The Vanderbilt University Data Science Institute made progress this semester on a research project to bridge the gap in language acquisition of low-resource languages through deep learning. The team is developing an AI assistant for language professors and tools that keep the curricula up-to-date with changes in the Hindi language.
Senior Lecturer in Asian Studies, Dr. Elliott McCarter, and Data Scientist, Umang Chaudhry led the research project. Xiaodi Ruan, a Computer Science student at Vanderbilt, and Sean Onamade, an intern at Vanderbilt University Medical Center, also worked on the project. The project’s goal is to address the challenges faced by less commonly taught languages, such as Hindi, which often struggle to keep up with the changes in language. Existing teaching materials for Hindi are rigid and overly formal, teaching a “pure” version of the language rooted in Sanskrit, and do not account for colloquialisms or loan words from other languages.
To address these issues, the project team is developing an AI assistant for language professors, along with tools that allow curriculums to stay current with changes in the language. The team is also developing a process that can be replicated by others, with a proof of concept that uses AI to generate level-appropriate and updated vocabulary lists.
The team has faced some obstacles, including the lack of free, computer-readable modern Hindi texts. To overcome this challenge, they have turned to newspapers, which still capture how the language evolves, though it is still a slightly more formal version of the language. However, digitized articles can be expensive, costing around $7,000 a year.

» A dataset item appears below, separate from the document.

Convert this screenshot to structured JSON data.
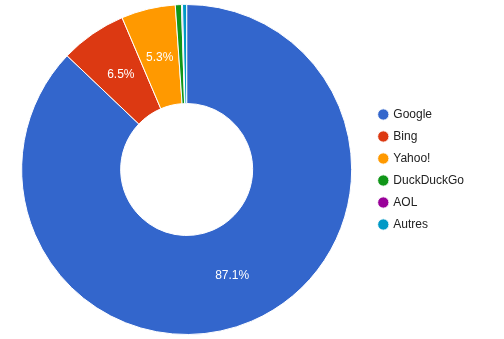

The team has tested several pre-trained transformer models and large language models, including 50 Text2Text Generation models on HuggingFace that included Hindi language texts in their training, Poe (Sage, Claude, Dragonfly), ChatGPT, GPT4, BingGPT, and Google BARD.
The next steps for the project include continuing to iterate on prompts, developing vocabulary sets inspired by content in Hindi newspaper articles surrounding a particular topic, using LangChain to develop a document store that allows for semantic search to select articles on a specific topic, and training a model in Hindi/Sanskrit from scratch. With these advancements, the team hopes to develop a product that can serve the entire Hindi language pedagogy community and other researchers in Hindi linguistics, as well as serve as a model for less commonly taught languages to provide data-supported instructional materials.